BIP-361 proposes freezing every bitcoin that doesn’t migrate to a quantum-safe address within five years of activation. If you’re incapacitated, in prison, or simply unaware of the deadline, your coins aren’t stolen. They’re frozen by consensus.
Cardano Founder Attacks Bitcoin Developer Community“Users with frozen quantum vulnerable funds and an HD wallet seed phrase can construct a quantum safe proof to recover funds,” he said, paraphrasing the idea before rejecting it. “That’s a lie. And you know it. You know it. 1.7 million coins can’t do that. It’s not possible.”

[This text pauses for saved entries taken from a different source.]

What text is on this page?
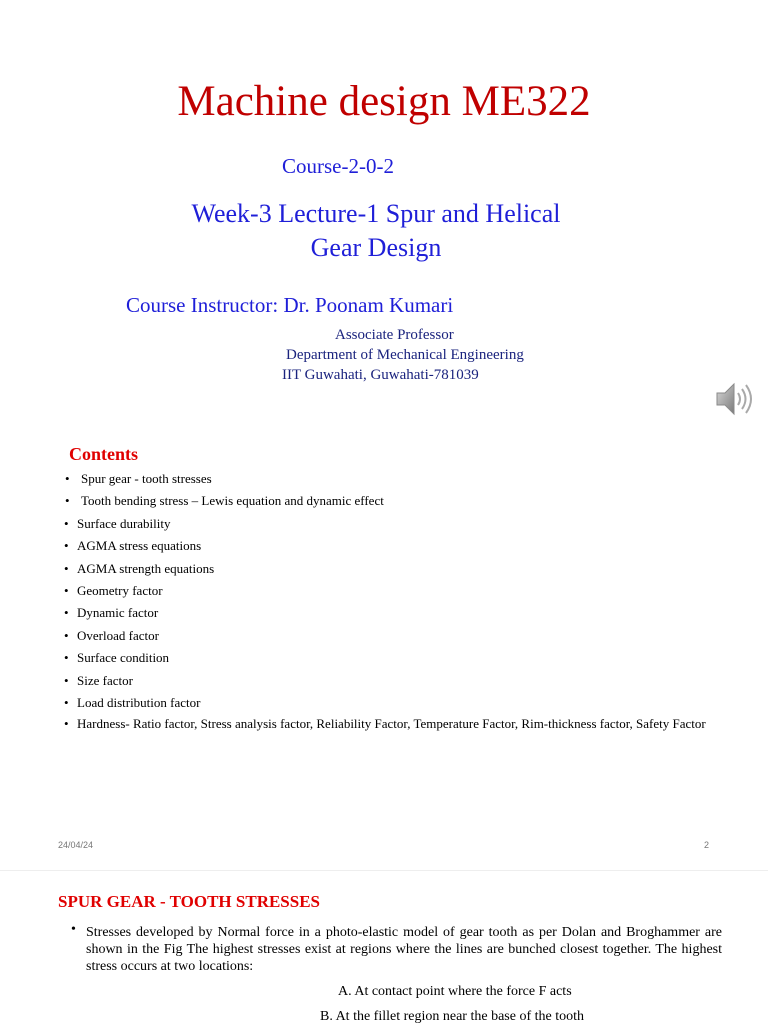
Machine design ME322
Course-2-0-2
Week-3 Lecture-1 Spur and Helical
Gear Design
Course Instructor: Dr. Poonam Kumari
Associate Professor
Department of Mechanical Engineering
IIT Guwahati, Guwahati-781039
Contents
• Spur gear - tooth stresses
• Tooth bending stress – Lewis equation and dynamic effect
• Surface durability
• AGMA stress equations
• AGMA strength equations
• Geometry factor
• Dynamic factor
• Overload factor
• Surface condition
• Size factor
• Load distribution factor
• Hardness- Ratio factor, Stress analysis factor, Reliability Factor, Temperature Factor, Rim-thickness factor, Safety Factor
24/04/24	2
SPUR GEAR - TOOTH STRESSES
• Stresses developed by Normal force in a photo-elastic model of gear tooth as per Dolan and Broghammer are shown in the Fig The highest stresses exist at regions where the lines are bunched closest together. The highest stress occurs at two locations:
A. At contact point where the force F acts
B. At the fillet region near the base of the tooth
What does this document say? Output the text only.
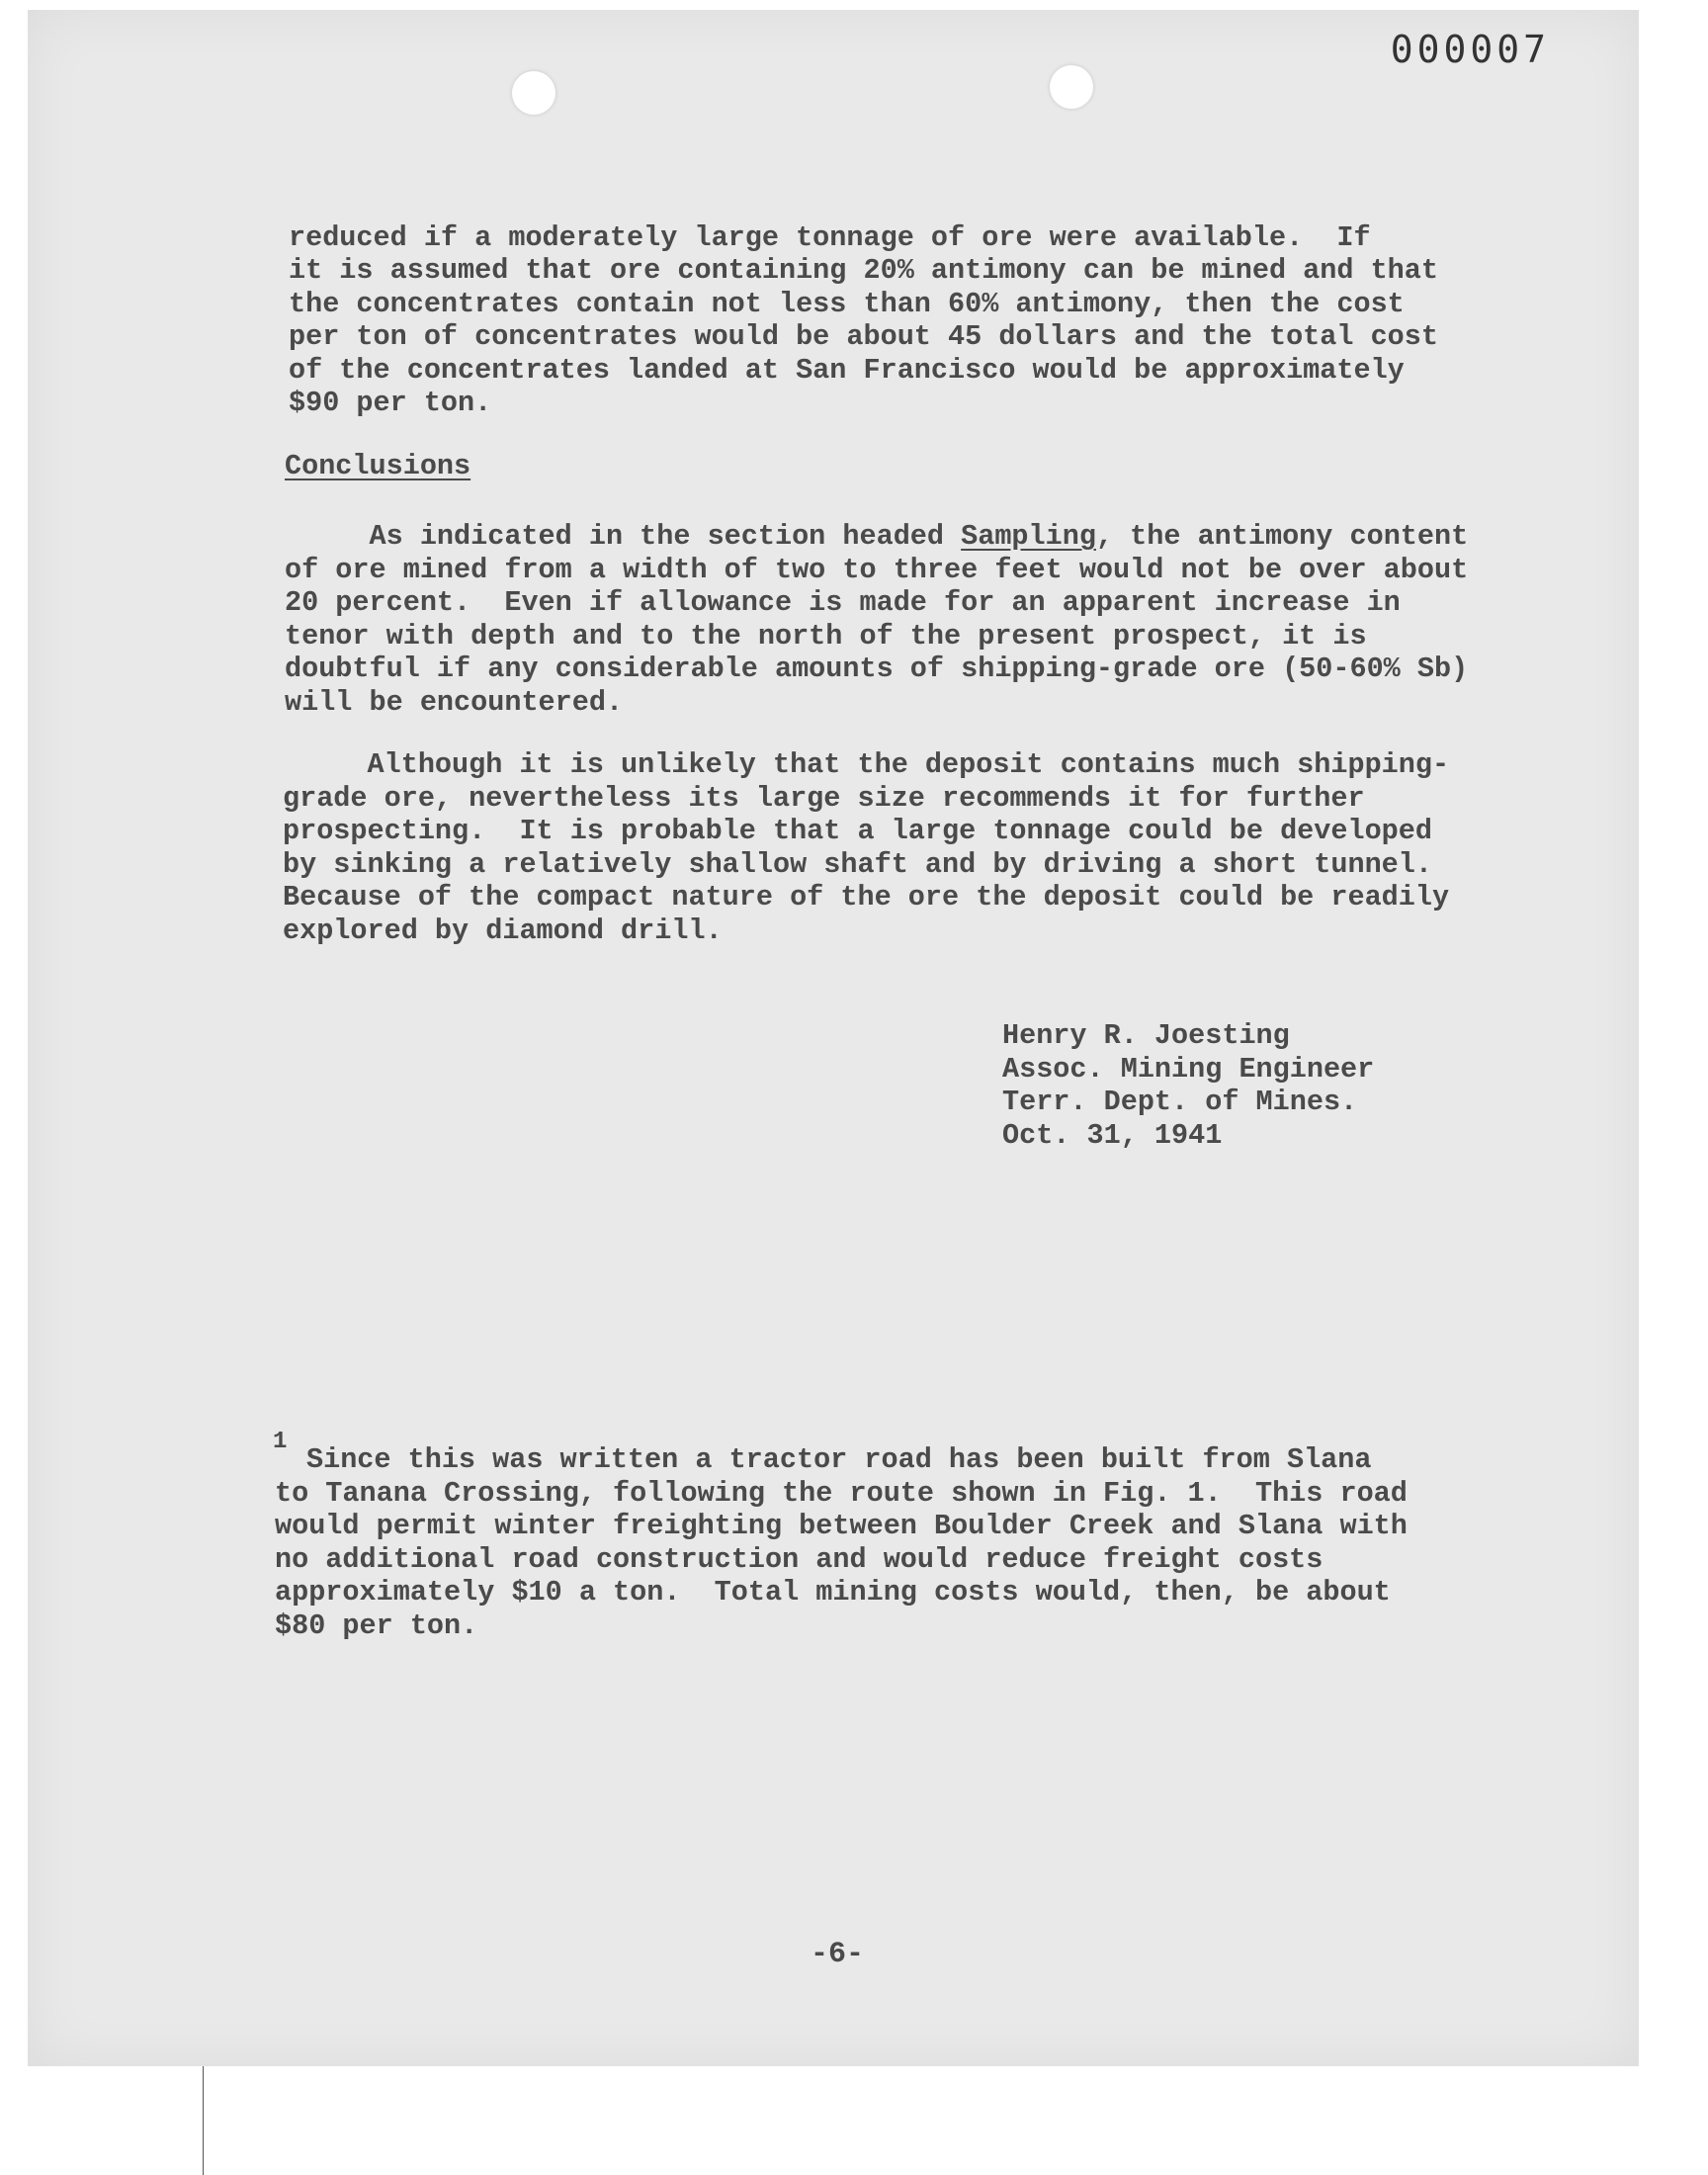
000007

reduced if a moderately large tonnage of ore were available.  If

it is assumed that ore containing 20% antimony can be mined and that

the concentrates contain not less than 60% antimony, then the cost

per ton of concentrates would be about 45 dollars and the total cost

of the concentrates landed at San Francisco would be approximately

$90 per ton.

Conclusions

As indicated in the section headed Sampling, the antimony content

of ore mined from a width of two to three feet would not be over about

20 percent.  Even if allowance is made for an apparent increase in

tenor with depth and to the north of the present prospect, it is

doubtful if any considerable amounts of shipping-grade ore (50-60% Sb)

will be encountered.

Although it is unlikely that the deposit contains much shipping-

grade ore, nevertheless its large size recommends it for further

prospecting.  It is probable that a large tonnage could be developed

by sinking a relatively shallow shaft and by driving a short tunnel.

Because of the compact nature of the ore the deposit could be readily

explored by diamond drill.

Henry R. Joesting

Assoc. Mining Engineer

Terr. Dept. of Mines.

Oct. 31, 1941

1

Since this was written a tractor road has been built from Slana

to Tanana Crossing, following the route shown in Fig. 1.  This road

would permit winter freighting between Boulder Creek and Slana with

no additional road construction and would reduce freight costs

approximately $10 a ton.  Total mining costs would, then, be about

$80 per ton.

-6-
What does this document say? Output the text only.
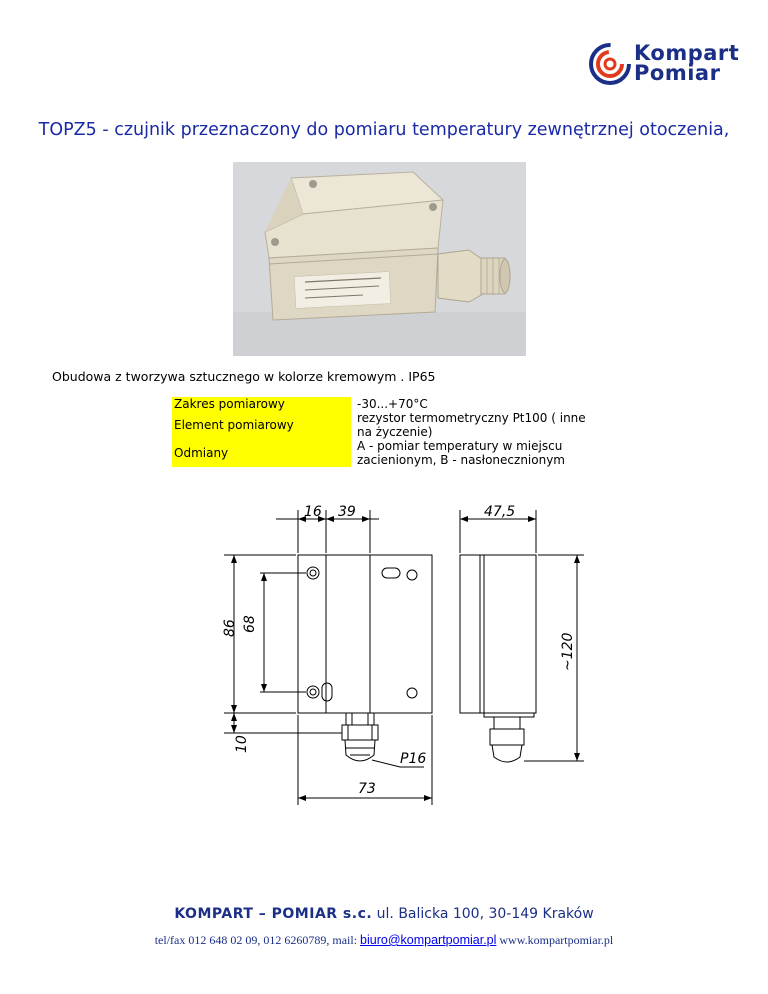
Kompart
Pomiar
TOPZ5 - czujnik przeznaczony do pomiaru temperatury zewnętrznej otoczenia,
Obudowa z tworzywa sztucznego w kolorze kremowym . IP65
Zakres pomiarowy	-30...+70°C
Element pomiarowy	rezystor termometryczny Pt100 ( inne na życzenie)
Odmiany	A - pomiar temperatury w miejscu zacienionym, B - nasłonecznionym
16 39	47,5
86 68
10
~120
P16
73
KOMPART – POMIAR s.c. ul. Balicka 100, 30-149 Kraków
tel/fax 012 648 02 09, 012 6260789, mail: biuro@kompartpomiar.pl www.kompartpomiar.pl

Hoskinson then widened the argument beyond BIP 361 itself and into a broader critique of Bitcoin’s social structure. In his view, maximalist ideology turned a software system into a doctrine, making it far harder to adapt when technical tradeoffs become unavoidable. He argued that the industry had spent years dismissing alternative chains and governance models, only to arrive at a moment where Bitcoin may need exactly the kind of coordinated protocol change it long portrayed as unacceptable.
“What happened to there is only ever going to be 21 million coins and self-custody and Bitcoin never needs to change and everything’s perfect?” he asked. “Because here’s the thing, it’s not a bad proposal. It really isn’t. I understand why they wrote it. Because if they don’t do this, that money will be stolen in the 2030s.”
That tension gave the video its structure. The Cardano founder was not arguing that the quantum threat is imaginary. Quite the opposite. He treated it as real and potentially severe. But he said the proposed cure exposes a contradiction at the center of Bitcoin’s culture: once a portion of the supply becomes vulnerable, any meaningful fix runs directly into questions of confiscation, coordination, and legitimacy.
He contrasted that with networks such as Cardano, Polkadot, and Ethereum, arguing that formal governance systems at least provide a mechanism for resolving disputes over upgrades and tradeoffs. “If you had onchain governance, you could solve it,” he said. “We have it at Cardano. Polkadot has it… it’s a good idea.”
At press time, Cardano traded at $0.2499.